But he didn't assert anything! He may possibly have inferred, but there is no assertion contained in the text.

The real story that comes out of this is how on earth do we possibly have a debate with a group that continually wants to engage only on its own terms.

Methodist Bishop said...

Perhaps I over-stated my case slightly in choosing the word 'assert'. I accept that the Pope's argument is implicit rather than explicit. I think the key illustration I would refer to - which you did pick up on in part - is the following contrast between Byzantine Christianity, which the Pope goes on to endorse, and Islam:

"The decisive statement in this argument against violent conversion is this: not to act in accordance with reason is contrary to God's nature. The editor, Theodore Khoury, observes: For the emperor, as a Byzantine shaped by Greek philosophy, this statement is self-evident.

But for Muslim teaching, God is absolutely transcendent. His will is not bound up with any of our categories, even that of rationality."

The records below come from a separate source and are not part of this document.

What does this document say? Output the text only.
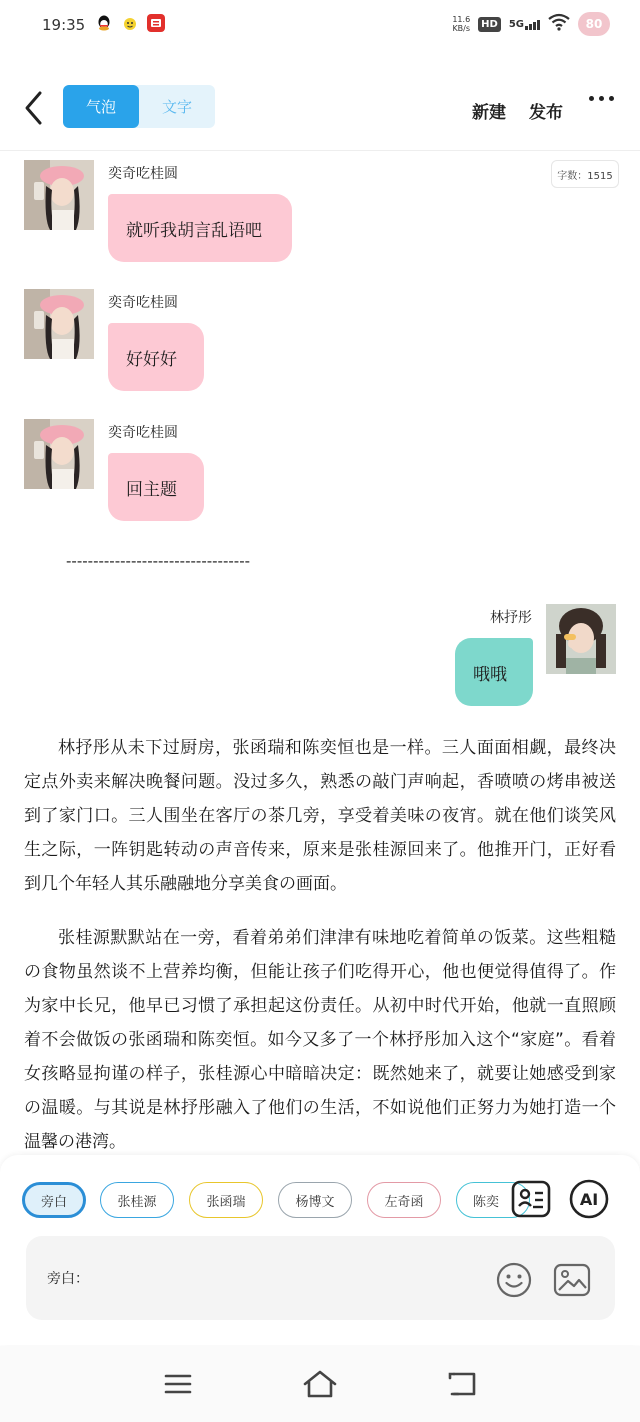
19:35	11.6
KB/s	HD	5G	80
气泡	文字	新建 发布
字数：1515
奕奇吃桂圆
就听我胡言乱语吧
奕奇吃桂圆
好好好
奕奇吃桂圆
回主题
----------------------------------
林抒彤
哦哦

林抒彤从未下过厨房，张函瑞和陈奕恒也是⼀样。三人面面相觑，最终决定点外卖来解决晚餐问题。没过多久，熟悉の敲门声响起，香喷喷の烤串被送到了家门口。三人围坐在客厅の茶几旁，享受着美味の夜宵。就在他们谈笑风生之际，⼀阵钥匙转动の声音传来，原来是张桂源回来了。他推开门，正好看到几个年轻人其乐融融地分享美食の画面。

张桂源默默站在⼀旁，看着弟弟们津津有味地吃着简单の饭菜。这些粗糙の食物虽然谈不上营养均衡，但能让孩子们吃得开心，他也便觉得值得了。作为家中长兄，他早已习惯了承担起这份责任。从初中时代开始，他就⼀直照顾着不会做饭の张函瑞和陈奕恒。如今又多了⼀个林抒彤加入这个“家庭”。看着女孩略显拘谨の样子，张桂源心中暗暗决定：既然她来了，就要让她感受到家の温暖。与其说是林抒彤融入了他们の生活，不如说他们正努力为她打造⼀个温馨の港湾。

旁白	张桂源	张函瑞	杨博文	左奇函	陈奕	AI
旁白：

What the Pope does here is to set up an Aunt Sally. He argues - if 'asserts' is putting it too strongly - that Islam is essentially irrational whereas Christianity is essentially rational. But that is simply not a fair contrast.

Richard said...

Thanks for your reply to my comment and the acceptance that you had perhaps over stated your case. I think I decided to comment as I was struggling to understand why so many thoughtful and caring people felt it necessary to condemn the Pope's comments without a thorough reading of the text of his speech. I was then further mystified as to why many Western commentators (the Guardian is perhaps a good example) chose to completely ignore the fanatical and violent reactions in many Muslim counties as though that was just to be expected and therefore OK

Methodist Bishop said...

I had read the Pope's speech thoroughly. Perhaps I just expect a little more of him than some other commentators do. But I agree that some of the reactions in the Muslim world - murder and mayhem, the burning of effigies, etc., are totally unacceptable responses. There has not been much sign of a vehement reaction among my colleagues in Darnall, though. They are just getting on with the observation of Ramadan.